Busker in Thessaloniki. Ira Gelb/Flickr. Some rights reserved.Dear friends,

I am writing from an edge of Europe that has suffered a lot for decades and that today is fighting for its survival and dignity: Greece.

My home is struggling in a cold and anti-European Europe. We are impoverished, disgraced and disrespected, almost helpless before the power of the international media and the economic colossus.

Greek citizens have lived during the last years in a modern colony, robbed by corrupted politicians and crooked corporate executives. But wherever there is a corrupted person there is also a corruptor. The governments of the powerful states of Europe, amongst others, have created and enforced the corruption in our country. The Greek decline has profited the telecommunications, defence and construction industries based in Germany, Great Britain, France and elsewhere.  It has also served the interests of the governments of those countries, whose pockets have been lined with the income of the Greek people—not their own.
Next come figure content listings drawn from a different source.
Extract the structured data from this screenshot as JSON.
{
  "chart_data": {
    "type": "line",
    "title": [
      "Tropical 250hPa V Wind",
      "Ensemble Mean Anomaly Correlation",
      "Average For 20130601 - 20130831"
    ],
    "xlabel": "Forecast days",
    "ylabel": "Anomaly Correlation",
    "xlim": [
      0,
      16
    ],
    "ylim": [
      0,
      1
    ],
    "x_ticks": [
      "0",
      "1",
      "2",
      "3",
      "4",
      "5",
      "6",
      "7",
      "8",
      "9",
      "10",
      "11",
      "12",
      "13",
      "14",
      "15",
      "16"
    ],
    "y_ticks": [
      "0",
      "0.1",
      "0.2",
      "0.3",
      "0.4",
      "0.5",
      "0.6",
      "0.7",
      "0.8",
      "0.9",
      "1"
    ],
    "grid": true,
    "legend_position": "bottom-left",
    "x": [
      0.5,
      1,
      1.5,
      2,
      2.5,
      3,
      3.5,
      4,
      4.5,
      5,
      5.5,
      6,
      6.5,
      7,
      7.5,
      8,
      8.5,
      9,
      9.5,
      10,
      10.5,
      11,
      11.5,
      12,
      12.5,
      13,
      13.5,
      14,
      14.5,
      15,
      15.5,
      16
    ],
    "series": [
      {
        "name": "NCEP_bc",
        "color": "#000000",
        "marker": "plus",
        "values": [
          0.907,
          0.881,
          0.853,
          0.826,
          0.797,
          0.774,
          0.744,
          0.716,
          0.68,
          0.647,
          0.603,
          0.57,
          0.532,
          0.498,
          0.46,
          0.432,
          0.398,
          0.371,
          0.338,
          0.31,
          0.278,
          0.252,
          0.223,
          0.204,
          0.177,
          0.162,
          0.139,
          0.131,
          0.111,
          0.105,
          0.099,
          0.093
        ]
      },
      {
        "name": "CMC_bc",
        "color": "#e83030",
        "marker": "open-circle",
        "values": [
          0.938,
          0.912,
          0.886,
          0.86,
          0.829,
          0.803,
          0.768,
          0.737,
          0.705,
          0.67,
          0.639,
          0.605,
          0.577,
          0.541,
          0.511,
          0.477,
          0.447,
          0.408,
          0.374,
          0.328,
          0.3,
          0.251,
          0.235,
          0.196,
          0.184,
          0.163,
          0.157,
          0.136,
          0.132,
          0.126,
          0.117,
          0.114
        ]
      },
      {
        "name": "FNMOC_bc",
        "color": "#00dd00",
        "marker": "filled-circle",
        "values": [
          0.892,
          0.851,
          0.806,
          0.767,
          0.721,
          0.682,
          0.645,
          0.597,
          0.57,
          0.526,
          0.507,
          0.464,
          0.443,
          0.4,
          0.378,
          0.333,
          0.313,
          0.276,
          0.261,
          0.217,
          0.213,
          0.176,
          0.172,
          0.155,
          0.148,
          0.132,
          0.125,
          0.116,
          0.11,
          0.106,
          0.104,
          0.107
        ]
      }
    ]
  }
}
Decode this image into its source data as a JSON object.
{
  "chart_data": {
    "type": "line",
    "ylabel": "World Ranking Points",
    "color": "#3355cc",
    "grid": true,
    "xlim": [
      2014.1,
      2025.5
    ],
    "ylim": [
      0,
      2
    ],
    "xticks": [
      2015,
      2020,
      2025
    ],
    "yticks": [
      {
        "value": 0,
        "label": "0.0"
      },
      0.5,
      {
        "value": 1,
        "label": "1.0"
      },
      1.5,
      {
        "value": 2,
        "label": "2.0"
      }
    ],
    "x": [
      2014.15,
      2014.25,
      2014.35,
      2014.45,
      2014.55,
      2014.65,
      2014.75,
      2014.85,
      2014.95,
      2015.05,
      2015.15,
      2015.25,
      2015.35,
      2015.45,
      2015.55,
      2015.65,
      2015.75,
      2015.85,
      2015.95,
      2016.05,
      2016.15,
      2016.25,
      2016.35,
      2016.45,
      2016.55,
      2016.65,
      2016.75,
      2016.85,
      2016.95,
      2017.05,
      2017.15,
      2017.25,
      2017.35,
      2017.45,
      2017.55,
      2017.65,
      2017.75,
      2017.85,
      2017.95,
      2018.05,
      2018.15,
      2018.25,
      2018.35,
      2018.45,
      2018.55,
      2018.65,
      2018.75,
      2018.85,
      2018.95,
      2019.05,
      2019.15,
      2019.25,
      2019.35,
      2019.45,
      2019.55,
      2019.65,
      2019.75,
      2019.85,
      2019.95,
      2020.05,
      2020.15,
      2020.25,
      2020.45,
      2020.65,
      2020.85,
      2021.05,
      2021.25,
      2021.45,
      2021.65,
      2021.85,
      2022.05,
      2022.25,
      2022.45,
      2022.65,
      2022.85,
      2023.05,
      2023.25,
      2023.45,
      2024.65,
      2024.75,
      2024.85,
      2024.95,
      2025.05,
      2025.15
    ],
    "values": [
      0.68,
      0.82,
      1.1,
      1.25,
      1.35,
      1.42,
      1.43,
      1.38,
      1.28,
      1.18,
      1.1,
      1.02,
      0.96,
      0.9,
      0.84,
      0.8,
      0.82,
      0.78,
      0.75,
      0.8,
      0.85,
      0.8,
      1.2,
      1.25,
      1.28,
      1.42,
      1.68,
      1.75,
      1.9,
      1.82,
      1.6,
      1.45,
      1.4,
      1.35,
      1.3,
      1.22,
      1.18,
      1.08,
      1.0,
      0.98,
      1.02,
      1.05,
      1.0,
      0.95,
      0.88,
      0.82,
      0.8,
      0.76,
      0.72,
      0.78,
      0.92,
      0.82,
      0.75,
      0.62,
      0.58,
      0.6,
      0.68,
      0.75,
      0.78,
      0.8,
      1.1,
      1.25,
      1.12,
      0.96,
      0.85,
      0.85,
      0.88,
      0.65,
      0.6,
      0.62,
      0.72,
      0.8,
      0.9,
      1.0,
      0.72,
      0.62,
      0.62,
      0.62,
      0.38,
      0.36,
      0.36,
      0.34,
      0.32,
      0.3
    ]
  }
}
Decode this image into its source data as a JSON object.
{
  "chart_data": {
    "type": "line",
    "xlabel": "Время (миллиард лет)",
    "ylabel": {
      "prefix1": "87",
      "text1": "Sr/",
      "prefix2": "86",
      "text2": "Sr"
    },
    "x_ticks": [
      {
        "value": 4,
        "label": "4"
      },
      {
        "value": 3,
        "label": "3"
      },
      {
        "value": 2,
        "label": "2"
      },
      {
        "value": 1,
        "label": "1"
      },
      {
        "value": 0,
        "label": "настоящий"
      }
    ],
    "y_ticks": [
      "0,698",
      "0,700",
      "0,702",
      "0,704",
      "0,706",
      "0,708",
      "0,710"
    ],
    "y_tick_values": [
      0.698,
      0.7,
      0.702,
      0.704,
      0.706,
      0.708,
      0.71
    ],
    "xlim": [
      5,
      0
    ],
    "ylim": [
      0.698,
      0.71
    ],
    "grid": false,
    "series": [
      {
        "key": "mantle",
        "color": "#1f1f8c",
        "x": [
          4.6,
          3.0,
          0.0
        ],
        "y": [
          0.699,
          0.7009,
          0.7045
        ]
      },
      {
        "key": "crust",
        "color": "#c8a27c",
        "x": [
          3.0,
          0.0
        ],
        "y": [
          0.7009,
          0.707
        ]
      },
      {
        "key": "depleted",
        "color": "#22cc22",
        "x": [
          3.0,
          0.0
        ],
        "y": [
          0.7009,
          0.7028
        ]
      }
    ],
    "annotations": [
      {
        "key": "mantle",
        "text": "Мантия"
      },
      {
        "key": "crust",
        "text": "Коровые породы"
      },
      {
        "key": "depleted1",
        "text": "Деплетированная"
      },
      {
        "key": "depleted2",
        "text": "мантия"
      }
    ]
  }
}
The Greek political system silenced economic criticism through bribery, and tolerated the tax evasion of the powerful. Every contrary voice was suppressed or trivialised as naïve. The Athens Olympic Games of 2004 were the ultimate facade, the final banquet of a country systematically drained of its resources through profiteering. The same people who created and sustained this situation then sought to ‘save’ our country by appealing for help from the ECB, the EC and the IMF. The Troika was created, an unelected informal body with no legal accountability to the democratically elected European Parliament. And yet Troika effectively has ruled Greece for five years, being responsible for administering and implementing brutal austerity measures to deal with our debt.

But who actually pays this debt? It is the Greek people, a people that official measurements show are working harder than most of the other people of the European Union, but who continue to be accused of laziness and fraud.

The economic measures forced upon Greece have been wholly ineffective. They were not intended to deal with corporate tax evasion and corruption, and nor were they designed to facilitate economic growth. They were rooted instead in austerity, dramatic and systematic job cuts, drastic reductions in salaries and pensions, and huge tax hikes for ordinary working people.

In the five years of Troika dominance, unemployment has risen officially to 27%. Youth unemployment approaches 60%. One out of four Greek citizens live below the poverty line. Our national debt, as a proportion of our GDP, has risen from 124% to 180% of GDP. And new loans have been offered to the Greek state to enable us to pay existing ones, thus creating new debts that are impossible for us ever to repay.

What does our salvation look like? Our people have been asked to go hungry in order to bail out the debts created by a wealthy and powerful minority, not just in the country but internationally. Greece is still the ideal place for your vacations, but a very difficult place to live. Suicides have risen dramatically. People with health insurance, who have paid taxes all their lives, are dying without the medicine and treatment they need. Uninsured, unemployed patients die helplessly. Children faint at school due to malnutrition. Despair grows deeper. The neo-nazi party Golden Dawn has the third highest vote, even with its leaders in jail. All this happens in the Europe of 2015. And the debt grows bigger.

A few weeks ago, Greece chose hope instead of fear. Despite overwhelming scaremongering by the media and foreign officials who pressed us to vote once more for those responsible for the economic catastrophe, its people voted for a government that is determined to fight for the rights and wellbeing not only of Greek citizens but all the citizens of Europe. The Greek people do not want the money of other countries’ taxpayers to end up in the vaults of banks and institutions who created this crisis. They cannot be allowed to profit twice.

We are a small country. Our powers are limited. Our voice is not loud. We don’t have many allies in our struggle. But the fairness of our cause, our need for dignity, our hope of a humane Europe, the support of those who understand what is really happening, gives us the strength to keep going and keep hoping.

I ask you to stand in solidarity with the urgent, difficult, dignified and just struggle of the Greek people, which is also the struggle of every citizen.